Now, if you've studied statistics at all, you should know the difference between median and mean.  The median is what you get when you line up all your data points in order and find the one in the middle.  For incomes, the median is the point where half the population makes less and half makes more.  Mean is what you get when you add up all the incomes and divide by the population...per capita income, in other words.  When you're talking about incomes, the median will almost always be less than the mean, and will never be more.  This is pretty obvious if you think about it: the half of the population that makes more than the median income drives up the mean, and while the half making less than median income pulls it down, there's a lower limit to how low they can go and survive, whereas no one's survival is impacted by having too much money.  I propose we take the "reasonable diet" and "acceptable lodging" as the median, with the "good" levels as the mean.

Since we know how much is spent on food and lodging per capita, we can ballpark the total income.  In 1977, consumers (Americans at least) spent 25% of their income on food and 33% on housing.  Since "good" food and lodging both cost 200 Credits per month, we can see this doesn't map exactly.  To be honest, I'm not too surprised that Marc Miller didn't bother getting that far into the weeds on this, but I'm going to go with it anyway; he surely had some impression of how the economy was supposed to work just from living in it.  And I'm specifically using 1977, because using current costs would end up looking more like cyberpunk.  So, if 400 Cr/month is about 58% of the total income, then the total should be about 690 Cr...let's just call that 700 Cr/month as the mean.  For what it's worth, the median income (closer to what the average man on the street would be making) is just over 500.

I originally was going to work out an income distribution chart or something, to figure out how many people we had on any given planet or any given sector of space living in poverty, and how many living just above poverty, and so on, and then work out the size of the economy, but then I realized that since I already have the mean (per capita) income, I just need to multiply that by the number of people to get a GDP for that particular political division.

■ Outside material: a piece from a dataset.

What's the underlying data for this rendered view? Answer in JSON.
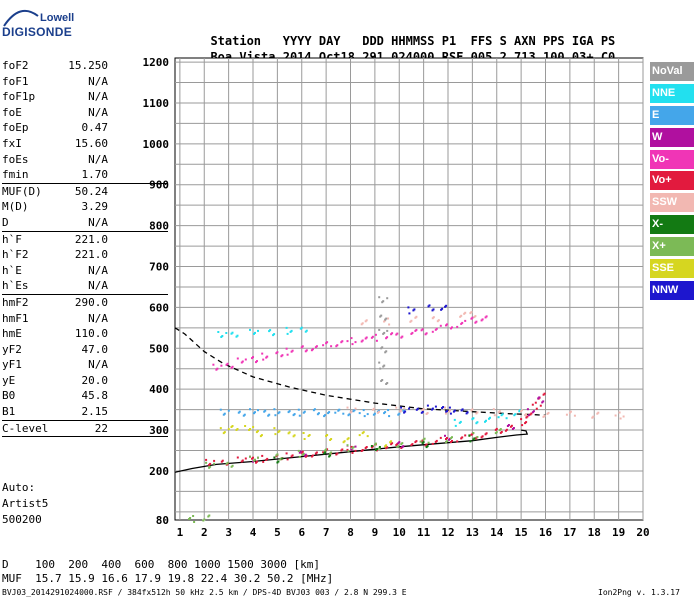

So, a planet with 10,000 people on it would have a monthly GDP of 7 million Credits, and if we assume that police departments take up 1% of GDP (which is about what they did in 1977), this planet's police would have a monthly budget of 70,000 Credits for salaries and equipment.  If they're paying their officers the mean income (and police do tend to make more than the median income), they could have somewhat less than 100 officers, depending exactly on what their costs are for equipment procurement and maintenance.  I'll give some more thought to what kind of costs that will entail and post about it later.